In 10 years, the NNPC never paid dividends to Abuja from its liquefied natural gas plant (NLNG) in Bonny and export revenue from the Okono offshore field, OML 119, which has been operated by Agip since 2000. The amounts are not insignificant: from 2005 to 2014, it should have paid the equivalent of $12.3 billion.

Poor governance and outright corruption make it actually impossible to verify or dispute the NNPC’s statistics. Because of its majority position in joint-ventures and production sharing contracts with transnational corporations, De Montcloss posits, the national oil company is in fact the linchpin of corruption in the industry.

“It is literally the Federal Government’s “cash cow”, as it has to give back in one form or another the subsidies it depends on to fund its operations and investments by negotiating ad hoc credit lines or rebates on the income that it is supposed to send to Abuja.

The authorities do not hesitate to use the funds they need, particularly in electoral campaign periods.
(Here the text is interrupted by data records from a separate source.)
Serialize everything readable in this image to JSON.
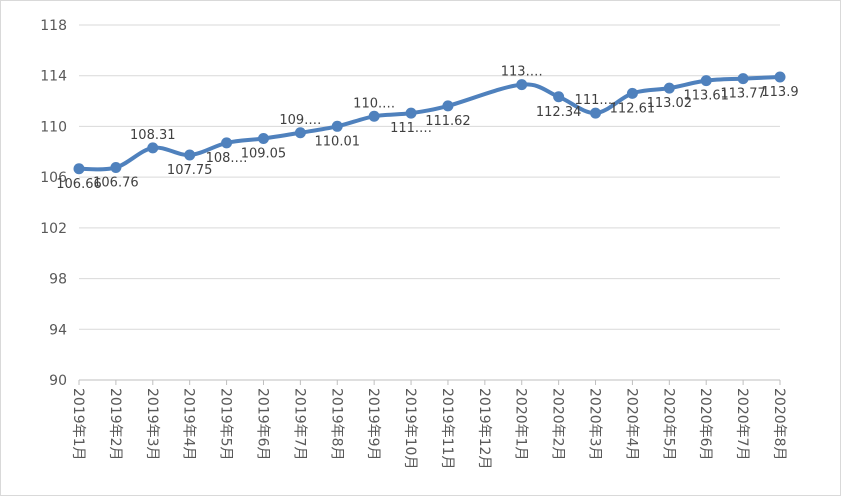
{
  "chart_data": {
    "type": "line",
    "title": "",
    "xlabel": "",
    "ylabel": "",
    "ylim": [
      90,
      118
    ],
    "yticks": [
      90,
      94,
      98,
      102,
      106,
      110,
      114,
      118
    ],
    "grid": true,
    "legend": "none",
    "categories": [
      "2019年1月",
      "2019年2月",
      "2019年3月",
      "2019年4月",
      "2019年5月",
      "2019年6月",
      "2019年7月",
      "2019年8月",
      "2019年9月",
      "2019年10月",
      "2019年11月",
      "2019年12月",
      "2020年1月",
      "2020年2月",
      "2020年3月",
      "2020年4月",
      "2020年5月",
      "2020年6月",
      "2020年7月",
      "2020年8月"
    ],
    "values": [
      106.66,
      106.76,
      108.31,
      107.75,
      108.7,
      109.05,
      109.5,
      110.01,
      110.8,
      111.05,
      111.62,
      null,
      113.3,
      112.34,
      111.05,
      112.61,
      113.02,
      113.61,
      113.77,
      113.9
    ],
    "labels": [
      "106.66",
      "106.76",
      "108.31",
      "107.75",
      "108.…",
      "109.05",
      "109.…",
      "110.01",
      "110.…",
      "111.…",
      "111.62",
      "",
      "113.…",
      "112.34",
      "111.…",
      "112.61",
      "113.02",
      "113.61",
      "113.77",
      "113.9"
    ],
    "colors": {
      "line": "#4f81bd",
      "grid": "#d9d9d9",
      "axis": "#bfbfbf"
    }
  }
}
In the opinion of specialists, the NNPC is not designed and managed as a commercial enterprise, but as a ‘patronage instrument,’ which helps well-connected individuals and gatekeepers to exercise a sort of veto power and to collect commission on each transaction they have to approve”.

That Nigeria’s oil and gas sector is teetering on the edge of collapse can be traced to one major factor: corruption.